Beichman Annabel C, Phung Tanya N, Lohmueller Kirk E
Department of Ecology and Evolutionary Biology, University of California, Los Angeles, California 90095.
Interdepartmental Program in Bioinformatics, University of California, Los Angeles, California 90095.
G3 (Bethesda). 2017 Nov 6;7(11):3605-3620. doi: 10.1534/g3.117.300259.
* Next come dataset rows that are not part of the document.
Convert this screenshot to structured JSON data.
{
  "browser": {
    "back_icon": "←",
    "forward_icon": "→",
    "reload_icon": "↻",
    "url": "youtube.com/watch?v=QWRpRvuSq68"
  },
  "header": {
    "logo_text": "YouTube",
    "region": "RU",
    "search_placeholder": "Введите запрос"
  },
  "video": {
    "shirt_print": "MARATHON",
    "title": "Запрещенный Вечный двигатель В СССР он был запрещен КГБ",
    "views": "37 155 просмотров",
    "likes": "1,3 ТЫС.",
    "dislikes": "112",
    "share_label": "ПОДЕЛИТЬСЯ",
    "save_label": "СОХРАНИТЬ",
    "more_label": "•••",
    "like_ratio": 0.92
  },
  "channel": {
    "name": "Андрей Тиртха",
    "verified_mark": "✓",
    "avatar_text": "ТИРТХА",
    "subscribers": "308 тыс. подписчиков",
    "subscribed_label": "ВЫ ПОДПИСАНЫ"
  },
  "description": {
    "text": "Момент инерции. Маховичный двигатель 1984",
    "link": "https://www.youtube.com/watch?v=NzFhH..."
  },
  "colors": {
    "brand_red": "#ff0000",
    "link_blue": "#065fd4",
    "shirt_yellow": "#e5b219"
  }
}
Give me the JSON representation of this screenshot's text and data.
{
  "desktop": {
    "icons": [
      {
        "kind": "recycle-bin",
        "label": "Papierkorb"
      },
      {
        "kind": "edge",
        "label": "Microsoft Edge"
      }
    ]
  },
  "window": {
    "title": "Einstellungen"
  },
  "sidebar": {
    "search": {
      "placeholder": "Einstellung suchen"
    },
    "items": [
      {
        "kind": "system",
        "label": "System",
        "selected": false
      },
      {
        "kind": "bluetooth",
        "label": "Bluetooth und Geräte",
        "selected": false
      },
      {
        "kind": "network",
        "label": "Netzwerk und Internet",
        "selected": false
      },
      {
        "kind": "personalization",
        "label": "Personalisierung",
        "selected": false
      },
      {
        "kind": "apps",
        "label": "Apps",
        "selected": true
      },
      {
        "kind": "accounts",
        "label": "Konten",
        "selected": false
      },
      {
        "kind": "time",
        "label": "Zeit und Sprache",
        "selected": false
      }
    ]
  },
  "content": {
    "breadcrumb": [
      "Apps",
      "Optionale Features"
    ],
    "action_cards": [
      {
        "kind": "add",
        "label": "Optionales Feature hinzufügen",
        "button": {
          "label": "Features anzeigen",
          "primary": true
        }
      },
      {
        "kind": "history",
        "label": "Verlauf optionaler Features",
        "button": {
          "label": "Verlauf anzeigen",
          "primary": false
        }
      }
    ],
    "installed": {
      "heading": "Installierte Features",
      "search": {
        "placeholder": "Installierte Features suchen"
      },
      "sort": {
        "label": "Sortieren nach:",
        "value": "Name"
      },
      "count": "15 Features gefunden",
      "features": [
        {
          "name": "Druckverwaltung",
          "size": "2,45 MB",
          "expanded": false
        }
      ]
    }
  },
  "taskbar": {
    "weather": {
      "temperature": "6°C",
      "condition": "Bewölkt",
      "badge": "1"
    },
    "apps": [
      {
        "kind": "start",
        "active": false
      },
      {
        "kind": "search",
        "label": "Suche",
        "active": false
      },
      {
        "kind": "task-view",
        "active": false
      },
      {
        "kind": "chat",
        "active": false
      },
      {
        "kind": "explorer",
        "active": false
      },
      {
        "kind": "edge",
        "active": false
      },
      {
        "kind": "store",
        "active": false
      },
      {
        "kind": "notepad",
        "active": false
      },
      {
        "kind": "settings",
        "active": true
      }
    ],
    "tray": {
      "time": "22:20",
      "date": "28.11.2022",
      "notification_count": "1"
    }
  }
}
Inference of demographic history from genetic data is a primary goal of population genetics of model and nonmodel organisms. Whole genome-based approaches such as the pairwise/multiple sequentially Markovian coalescent methods use genomic data from one to four individuals to infer the demographic history of an entire population, while site frequency spectrum (SFS)-based methods use the distribution of allele frequencies in a sample to reconstruct the same historical events. Although both methods are extensively used in empirical studies and perform well on data simulated under simple models, there have been only limited comparisons of them in more complex and realistic settings. Here we use published demographic models based on data from three human populations (Yoruba, descendants of northwest-Europeans, and Han Chinese) as an empirical test case to study the behavior of both inference procedures. We find that several of the demographic histories inferred by the whole genome-based methods do not predict the genome-wide distribution of heterozygosity, nor do they predict the empirical SFS. However, using simulated data, we also find that the whole genome methods can reconstruct the complex demographic models inferred by SFS-based methods, suggesting that the discordant patterns of genetic variation are not attributable to a lack of statistical power, but may reflect unmodeled complexities in the underlying demography. More generally, our findings indicate that demographic inference from a small number of genomes, routine in genomic studies of nonmodel organisms, should be interpreted cautiously, as these models cannot recapitulate other summaries of the data.
从遗传数据推断种群历史是模式生物和非模式生物群体遗传学的主要目标。基于全基因组的方法,如成对/多重序列马尔可夫合并方法,使用一至四个个体的基因组数据来推断整个种群的历史,而基于位点频率谱(SFS)的方法则使用样本中等位基因频率的分布来重建相同的历史事件。尽管这两种方法都在实证研究中被广泛使用,并且在简单模型下模拟的数据上表现良好,但在更复杂和现实的情况下,对它们的比较却很有限。在这里,我们使用基于三个人类群体(约鲁巴人、西北欧后裔和汉族)数据的已发表的种群模型作为实证测试案例,来研究这两种推断方法的行为。我们发现,基于全基因组的方法推断出的几种种群历史既不能预测全基因组杂合度的分布,也不能预测实证位点频率谱。然而,通过模拟数据,我们还发现全基因组方法可以重建基于SFS的方法推断出的复杂种群模型,这表明遗传变异的不一致模式并非归因于统计能力的不足,而是可能反映了潜在种群统计学中未建模的复杂性。更普遍地说,我们的研究结果表明,在非模式生物的基因组研究中常见的从少数基因组进行种群推断应该谨慎解释,因为这些模型无法概括数据的其他总结。